A 15-year-old boy who drowned in a lake in Algonquin Park last month while on a Toronto District School Board-sponsored canoe and camping trip failed a swim test but was inexplicably still allowed to go, a board official said Wednesday.

Jerimiah Perry and his brother, Marion, were two of fifteen students who did not pass a mandatory swim test administered in a lake prior to the July trip, TDSB director of education John Malloy said.

Perry was swimming with classmates in the park’s Big Trout Lake during a camping trip on July 4 when he suddenly went under the water and didn’t resurface.

His body was found the next day.

Malloy said the board procedure required that Perry be offered swimming lessons and an additional swim test before being allowed on the camping trip, but records indicate Perry was not offered any lessons or an additional test before he was cleared to go.

“I am deeply troubled by these findings, that such a critical safety requirement in our procedures appears not to have been followed,” Malloy said. “On behalf of the TDSB, I offer my most sincere apology and regret.”

Speaking on Wednesday afternoon, Jeremiah’s father, Joshua Anderson, told reporters he and the rest of the family were still processing revelations from the board’s ongoing investigation.

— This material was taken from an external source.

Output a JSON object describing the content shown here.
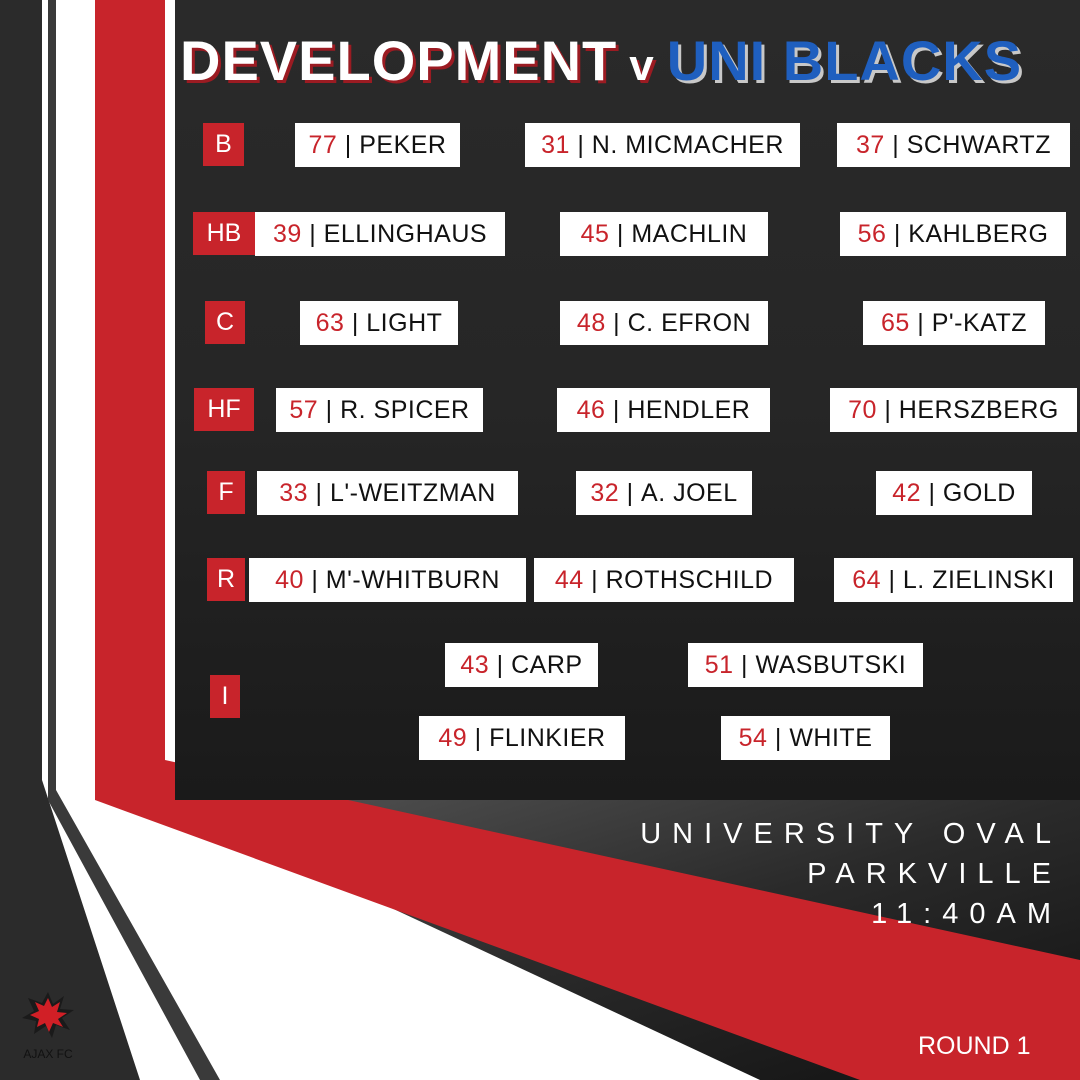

“I’m not satisfied, I will never be satisfied, but I am appreciative,” Anderson said of the board and its efforts.

Malloy added that none of the students who failed the swim tests should have been allowed on the trip, and he could not say why they were allowed to go.

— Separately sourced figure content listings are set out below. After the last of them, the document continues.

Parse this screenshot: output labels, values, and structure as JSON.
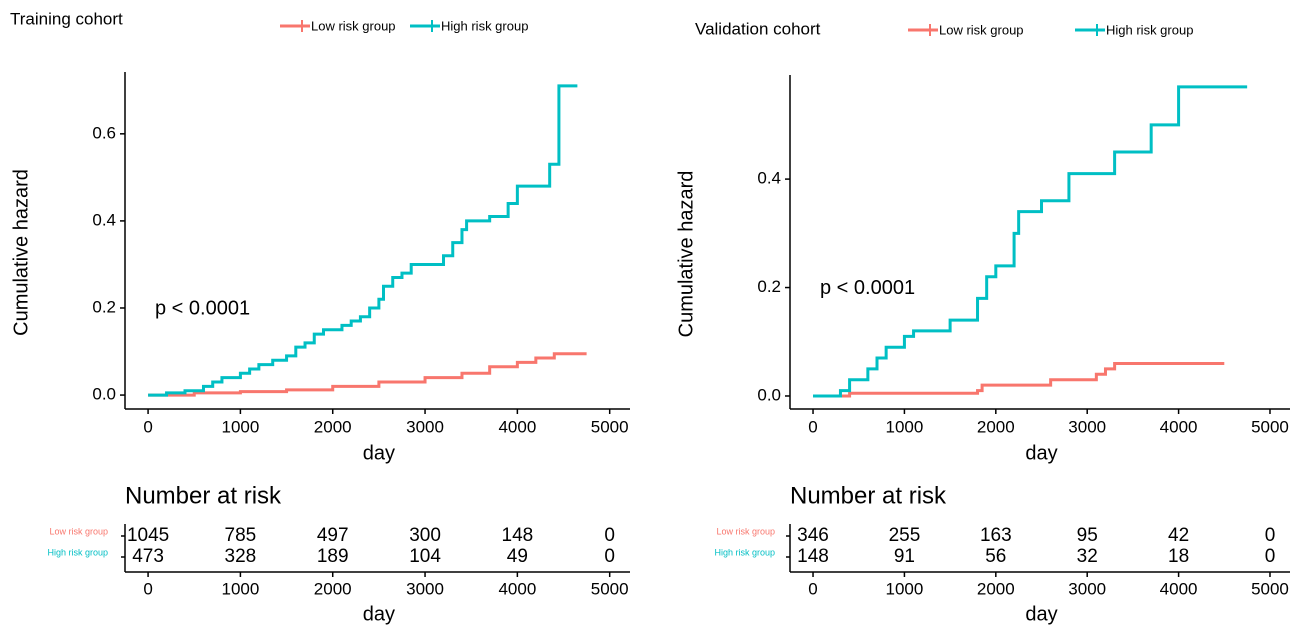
{
  "chart_data": [
    {
      "type": "line",
      "title": "Training cohort",
      "xlabel": "day",
      "ylabel": "Cumulative hazard",
      "annotation": "p < 0.0001",
      "xlim": [
        -250,
        5220
      ],
      "ylim": [
        -0.032,
        0.742
      ],
      "xticks": [
        0,
        1000,
        2000,
        3000,
        4000,
        5000
      ],
      "yticks": [
        {
          "value": 0,
          "label": "0.0"
        },
        0.2,
        0.4,
        0.6
      ],
      "series": [
        {
          "name": "Low risk group",
          "color": "#f8766d",
          "x": [
            0,
            500,
            1000,
            1500,
            2000,
            2500,
            3000,
            3400,
            3700,
            4000,
            4200,
            4400,
            4750
          ],
          "values": [
            0,
            0.005,
            0.008,
            0.012,
            0.02,
            0.03,
            0.04,
            0.05,
            0.065,
            0.075,
            0.085,
            0.095,
            0.095
          ]
        },
        {
          "name": "High risk group",
          "color": "#00bfc4",
          "x": [
            0,
            200,
            400,
            600,
            700,
            800,
            1000,
            1100,
            1200,
            1350,
            1500,
            1600,
            1700,
            1800,
            1900,
            2100,
            2200,
            2300,
            2400,
            2500,
            2550,
            2650,
            2750,
            2850,
            3200,
            3300,
            3400,
            3450,
            3700,
            3900,
            4000,
            4350,
            4450,
            4650
          ],
          "values": [
            0,
            0.005,
            0.01,
            0.02,
            0.03,
            0.04,
            0.05,
            0.06,
            0.07,
            0.08,
            0.09,
            0.11,
            0.12,
            0.14,
            0.15,
            0.16,
            0.17,
            0.18,
            0.2,
            0.22,
            0.25,
            0.27,
            0.28,
            0.3,
            0.32,
            0.35,
            0.38,
            0.4,
            0.41,
            0.44,
            0.48,
            0.53,
            0.71,
            0.71
          ]
        }
      ],
      "risk_table": {
        "title": "Number at risk",
        "values": [
          [
            1045,
            785,
            497,
            300,
            148,
            0
          ],
          [
            473,
            328,
            189,
            104,
            49,
            0
          ]
        ]
      }
    },
    {
      "type": "line",
      "title": "Validation cohort",
      "xlabel": "day",
      "ylabel": "Cumulative hazard",
      "annotation": "p < 0.0001",
      "xlim": [
        -252,
        5219
      ],
      "ylim": [
        -0.024,
        0.592
      ],
      "xticks": [
        0,
        1000,
        2000,
        3000,
        4000,
        5000
      ],
      "yticks": [
        {
          "value": 0,
          "label": "0.0"
        },
        0.2,
        0.4
      ],
      "series": [
        {
          "name": "Low risk group",
          "color": "#f8766d",
          "x": [
            0,
            400,
            1800,
            1850,
            2600,
            3100,
            3200,
            3300,
            4500
          ],
          "values": [
            0,
            0.005,
            0.01,
            0.02,
            0.03,
            0.04,
            0.05,
            0.06,
            0.06
          ]
        },
        {
          "name": "High risk group",
          "color": "#00bfc4",
          "x": [
            0,
            300,
            400,
            600,
            700,
            800,
            1000,
            1100,
            1500,
            1800,
            1900,
            2000,
            2200,
            2250,
            2500,
            2800,
            3300,
            3700,
            4000,
            4750
          ],
          "values": [
            0,
            0.01,
            0.03,
            0.05,
            0.07,
            0.09,
            0.11,
            0.12,
            0.14,
            0.18,
            0.22,
            0.24,
            0.3,
            0.34,
            0.36,
            0.41,
            0.45,
            0.5,
            0.57,
            0.57
          ]
        }
      ],
      "risk_table": {
        "title": "Number at risk",
        "values": [
          [
            346,
            255,
            163,
            95,
            42,
            0
          ],
          [
            148,
            91,
            56,
            32,
            18,
            0
          ]
        ]
      }
    }
  ]
}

“The core of our investigation revolves around how this could have happened.”

Two other students who went on the trip did not even undergo a swim test, Malloy said.

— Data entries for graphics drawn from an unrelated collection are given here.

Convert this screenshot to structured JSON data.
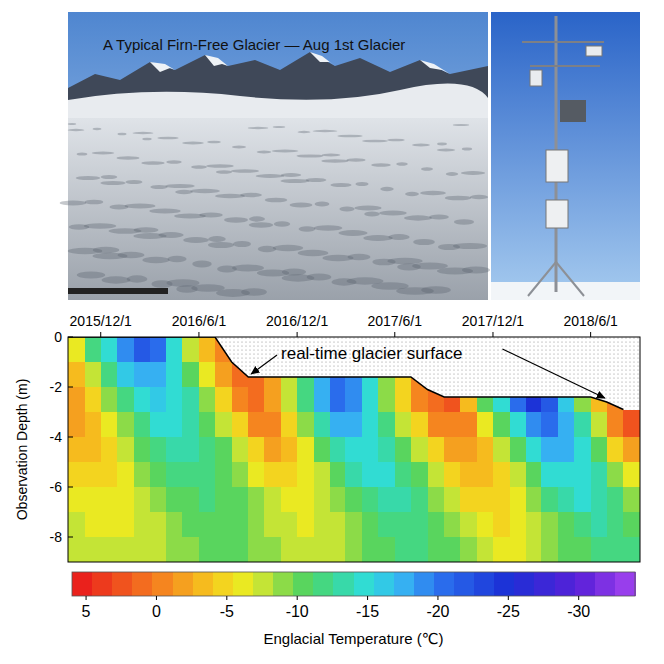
{
  "photo": {
    "caption": "A Typical Firn-Free Glacier — Aug 1st Glacier"
  },
  "chart_data": {
    "type": "heatmap",
    "x": [
      "2015/10/1",
      "2015/11/1",
      "2015/12/1",
      "2016/1/1",
      "2016/2/1",
      "2016/3/1",
      "2016/4/1",
      "2016/5/1",
      "2016/6/1",
      "2016/7/1",
      "2016/8/1",
      "2016/9/1",
      "2016/10/1",
      "2016/11/1",
      "2016/12/1",
      "2017/1/1",
      "2017/2/1",
      "2017/3/1",
      "2017/4/1",
      "2017/5/1",
      "2017/6/1",
      "2017/7/1",
      "2017/8/1",
      "2017/9/1",
      "2017/10/1",
      "2017/11/1",
      "2017/12/1",
      "2018/1/1",
      "2018/2/1",
      "2018/3/1",
      "2018/4/1",
      "2018/5/1",
      "2018/6/1",
      "2018/7/1",
      "2018/8/1"
    ],
    "xlim": [
      "2015/10/1",
      "2018/9/1"
    ],
    "xticks": [
      "2015/12/1",
      "2016/6/1",
      "2016/12/1",
      "2017/6/1",
      "2017/12/1",
      "2018/6/1"
    ],
    "ylabel": "Observation Depth (m)",
    "depths": [
      -0.5,
      -1.5,
      -2.5,
      -3.5,
      -4.5,
      -5.5,
      -6.5,
      -7.5,
      -8.5
    ],
    "ylim": [
      -9,
      0
    ],
    "yticks": [
      0,
      -2,
      -4,
      -6,
      -8
    ],
    "z": [
      [
        -6,
        -3,
        -1.5,
        -2,
        -3.5,
        -5,
        -6,
        -7,
        -7.5
      ],
      [
        -12,
        -8,
        -5,
        -3.5,
        -3.5,
        -4.5,
        -5.5,
        -6.5,
        -7
      ],
      [
        -15,
        -12,
        -9,
        -6.5,
        -5,
        -5,
        -5.5,
        -6,
        -7
      ],
      [
        -19,
        -16,
        -12,
        -9,
        -7.5,
        -6.5,
        -6.5,
        -6.5,
        -7
      ],
      [
        -22,
        -18,
        -15,
        -12,
        -10,
        -8.5,
        -7.5,
        -7,
        -7.5
      ],
      [
        -20,
        -18,
        -16,
        -14,
        -12,
        -10,
        -9,
        -8,
        -8
      ],
      [
        -14,
        -15,
        -15,
        -14,
        -13,
        -11.5,
        -10,
        -9,
        -8.5
      ],
      [
        -8,
        -11,
        -13,
        -13,
        -13,
        -12,
        -11,
        -10,
        -9
      ],
      [
        -3,
        -6,
        -9,
        -11,
        -12,
        -12,
        -11.5,
        -10.5,
        -10
      ],
      [
        0,
        -2,
        -5,
        -8,
        -10,
        -11,
        -11,
        -10.5,
        -10
      ],
      [
        null,
        1,
        -1,
        -4,
        -7,
        -9,
        -10,
        -10,
        -10
      ],
      [
        null,
        null,
        1,
        -1,
        -4,
        -6.5,
        -8.5,
        -9,
        -9.5
      ],
      [
        null,
        null,
        -2,
        -1,
        -2.5,
        -5,
        -7,
        -8,
        -8.5
      ],
      [
        null,
        null,
        -8,
        -5,
        -3.5,
        -4.5,
        -6,
        -7,
        -8
      ],
      [
        null,
        null,
        -12,
        -9,
        -6.5,
        -5.5,
        -5.5,
        -6.5,
        -7.5
      ],
      [
        null,
        null,
        -17,
        -13,
        -10,
        -8,
        -7,
        -7,
        -7.5
      ],
      [
        null,
        null,
        -21,
        -17,
        -13,
        -10.5,
        -9,
        -8,
        -8
      ],
      [
        null,
        null,
        -19,
        -17,
        -15,
        -13,
        -11,
        -9.5,
        -9
      ],
      [
        null,
        null,
        -14,
        -15,
        -15,
        -14,
        -12.5,
        -11,
        -10
      ],
      [
        null,
        null,
        -9,
        -12,
        -13.5,
        -14,
        -13,
        -12,
        -11
      ],
      [
        null,
        null,
        -4,
        -8,
        -11,
        -12.5,
        -13,
        -12,
        -11.5
      ],
      [
        null,
        null,
        0,
        -4,
        -8,
        -10.5,
        -12,
        -12,
        -11.5
      ],
      [
        null,
        null,
        1,
        -1,
        -4,
        -7,
        -9.5,
        -11,
        -11
      ],
      [
        null,
        null,
        2,
        0,
        -2,
        -4.5,
        -7,
        -9,
        -10
      ],
      [
        null,
        null,
        -3,
        -1,
        -1.5,
        -3,
        -5,
        -7,
        -8.5
      ],
      [
        null,
        null,
        -10,
        -6,
        -3.5,
        -3,
        -4,
        -5.5,
        -7
      ],
      [
        null,
        null,
        -15,
        -11,
        -7,
        -5,
        -4.5,
        -5,
        -6.5
      ],
      [
        null,
        null,
        -20,
        -15,
        -11,
        -8,
        -6.5,
        -6,
        -6.5
      ],
      [
        null,
        null,
        -24,
        -19,
        -15,
        -11,
        -9,
        -7.5,
        -7
      ],
      [
        null,
        null,
        -22,
        -20,
        -17,
        -14,
        -11.5,
        -9.5,
        -8.5
      ],
      [
        null,
        null,
        -16,
        -17,
        -17,
        -15,
        -13,
        -11,
        -10
      ],
      [
        null,
        null,
        -9,
        -13,
        -15,
        -15,
        -14,
        -12.5,
        -11
      ],
      [
        null,
        null,
        -3,
        -8,
        -11,
        -13,
        -13.5,
        -13,
        -12
      ],
      [
        null,
        null,
        null,
        0,
        -5,
        -9,
        -11.5,
        -12.5,
        -12
      ],
      [
        null,
        null,
        null,
        2,
        -2,
        -6,
        -9,
        -11,
        -11.5
      ]
    ],
    "surface": [
      0,
      0,
      0,
      0,
      0,
      0,
      0,
      0,
      0,
      0,
      -1.0,
      -1.6,
      -1.6,
      -1.6,
      -1.6,
      -1.6,
      -1.6,
      -1.6,
      -1.6,
      -1.6,
      -1.6,
      -1.6,
      -2.1,
      -2.4,
      -2.4,
      -2.4,
      -2.4,
      -2.4,
      -2.4,
      -2.4,
      -2.4,
      -2.4,
      -2.4,
      -2.6,
      -2.9
    ],
    "annotation": "real-time glacier surface",
    "colorbar": {
      "range": [
        6,
        -34
      ],
      "ticks": [
        5,
        0,
        -5,
        -10,
        -15,
        -20,
        -25,
        -30
      ],
      "label": "Englacial Temperature (℃)"
    }
  }
}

Going forward, the board will require school principals to verify that students have completed and passed physical capability tests before a trip will be allowed to proceed.

Students wishing to embark on trips will be provided with their test results, as well as their parents, Malloy said.

Further measures will be announced once the board completes a formal review of its field trip procedures.

“(Parents) must have confidence that the appropriate safety measures are in place,” Malloy said. “We take this responsibility seriously and we will work diligently to restore confidence.”

When asked whether the outcome of the trip would have been different if he was given notice that his son failed his swim test, Anderson seemed to agree it would.

“I think everything would have changed. . . everything would have been different.”

He said that he hoped the board would continue to develop ways to make sure what happened to Jeremiah would never happen again.

“I can only hope that it’s not just lip service or something on paper – that they actually do it.”

He said outdoor trips like the one his sons were on can be “life and death.”

Anderson previously told CTV News Toronto that he believed his son was allowed to wear a life jacket during his test. But students who went on the trip with Jeremiah said he was not wearing any flotation device around the time he was last seen.

Malloy said the two teachers who organized and led the trip into Algonquin Park, which involved canoeing and portaging over the span of several days, have declined to speak with school board investigators regarding what occurred, on the advice of legal counsel.

Both teachers are currently on home assignment.

The Coroner's office and Renfrew County OPP are also investigating the incident, both organizations told CP24 Wednesday that their inquiries are ongoing and no further information could be released.